In the moment of the departure of the post it occurs to me that you can, by the return of it, note to me the amount of Mazzei’s claim against Dohrman, for the information of the Van Staphorsts. I will put off my answer to them for that purpose.—The day you left me I had a violent attack of the Rheumatism which has confined me ever since. Within these few days I have crept out a little on horseback, but am yet far from being well, or likely to be so soon. I wish much to see the speech, and to know how such an armament against people at their ploughs, will be represented, and an appeal to arms justified before that to the law had been tried and proved ineffectual, by the fact, not by the certified opinion of a magistrate paving the way to an embassy.

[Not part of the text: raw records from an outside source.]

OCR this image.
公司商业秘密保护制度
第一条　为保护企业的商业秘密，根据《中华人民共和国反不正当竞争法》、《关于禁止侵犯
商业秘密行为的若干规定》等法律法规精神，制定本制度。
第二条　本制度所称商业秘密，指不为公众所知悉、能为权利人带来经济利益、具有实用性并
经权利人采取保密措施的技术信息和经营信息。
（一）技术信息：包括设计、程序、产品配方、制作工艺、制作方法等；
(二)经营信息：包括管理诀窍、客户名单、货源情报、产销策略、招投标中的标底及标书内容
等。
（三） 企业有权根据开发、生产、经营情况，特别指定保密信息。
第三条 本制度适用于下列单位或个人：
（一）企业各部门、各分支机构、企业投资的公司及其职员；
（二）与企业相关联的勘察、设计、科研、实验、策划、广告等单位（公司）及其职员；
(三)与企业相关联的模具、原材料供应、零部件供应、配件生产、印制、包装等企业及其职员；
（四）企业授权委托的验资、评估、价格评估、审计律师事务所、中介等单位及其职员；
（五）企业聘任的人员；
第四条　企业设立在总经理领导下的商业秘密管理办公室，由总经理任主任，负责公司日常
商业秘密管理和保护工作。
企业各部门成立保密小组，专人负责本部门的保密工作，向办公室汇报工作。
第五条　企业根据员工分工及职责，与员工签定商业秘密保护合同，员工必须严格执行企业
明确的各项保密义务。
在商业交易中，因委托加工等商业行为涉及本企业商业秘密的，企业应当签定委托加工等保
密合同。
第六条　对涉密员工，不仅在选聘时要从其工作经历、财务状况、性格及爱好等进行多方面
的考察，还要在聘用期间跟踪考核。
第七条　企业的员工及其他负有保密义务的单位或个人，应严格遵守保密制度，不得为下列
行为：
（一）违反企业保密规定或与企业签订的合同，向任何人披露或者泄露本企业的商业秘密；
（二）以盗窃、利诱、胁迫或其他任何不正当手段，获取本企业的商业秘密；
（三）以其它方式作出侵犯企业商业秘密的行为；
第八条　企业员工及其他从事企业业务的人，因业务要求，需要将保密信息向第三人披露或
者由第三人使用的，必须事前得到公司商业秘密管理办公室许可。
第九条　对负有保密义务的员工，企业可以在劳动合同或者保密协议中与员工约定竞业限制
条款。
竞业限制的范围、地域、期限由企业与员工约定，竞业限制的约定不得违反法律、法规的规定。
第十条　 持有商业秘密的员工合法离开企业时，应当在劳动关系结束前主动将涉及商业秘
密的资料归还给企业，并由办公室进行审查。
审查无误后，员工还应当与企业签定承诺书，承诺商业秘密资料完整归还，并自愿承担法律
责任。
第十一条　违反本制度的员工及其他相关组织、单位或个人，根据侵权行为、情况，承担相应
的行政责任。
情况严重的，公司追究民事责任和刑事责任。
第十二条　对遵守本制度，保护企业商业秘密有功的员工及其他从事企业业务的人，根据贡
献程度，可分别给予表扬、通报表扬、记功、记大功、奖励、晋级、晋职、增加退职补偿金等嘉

Adieu. A thousand respects to Mrs. Madison and joys perpetual to both.
RC (DLC: Madison Papers).
Day you left me: Madison visited Monticello ca. 20–25 Aug. 1794 (Madison, Papers description begins William T. Hutchinson, Robert A. Rutland, J. C. A. Stagg, and others, eds., The Papers of James Madison, Chicago and Charlottesville, 1962–, 24 vols. description ends , xv, xxix).
In his annual speech to Congress on 19 Nov. 1794, George Washington justified dispatching an army of federal militia to quell the Whiskey Insurrection with, in part, the 4 Aug. 1794 certified opinion of Supreme Court Justice James Wilson, already publicized in a presidential proclamation on 7 Aug. 1794, that in Pennsylvania’s Washington and Allegheny counties those obstructing the execution of the federal excise laws had formed “combinations too powerful to be suppressed by the ordinary course of judicial proceedings, or by the powers vested in the marshal of the district” (Fitzpatrick, Writings description begins John C. Fitzpatrick, ed., The Writings of George Washington, Washington, D.C., 1931–44, 39 vols. description ends , xxxiii, 460, xxxiv, 30).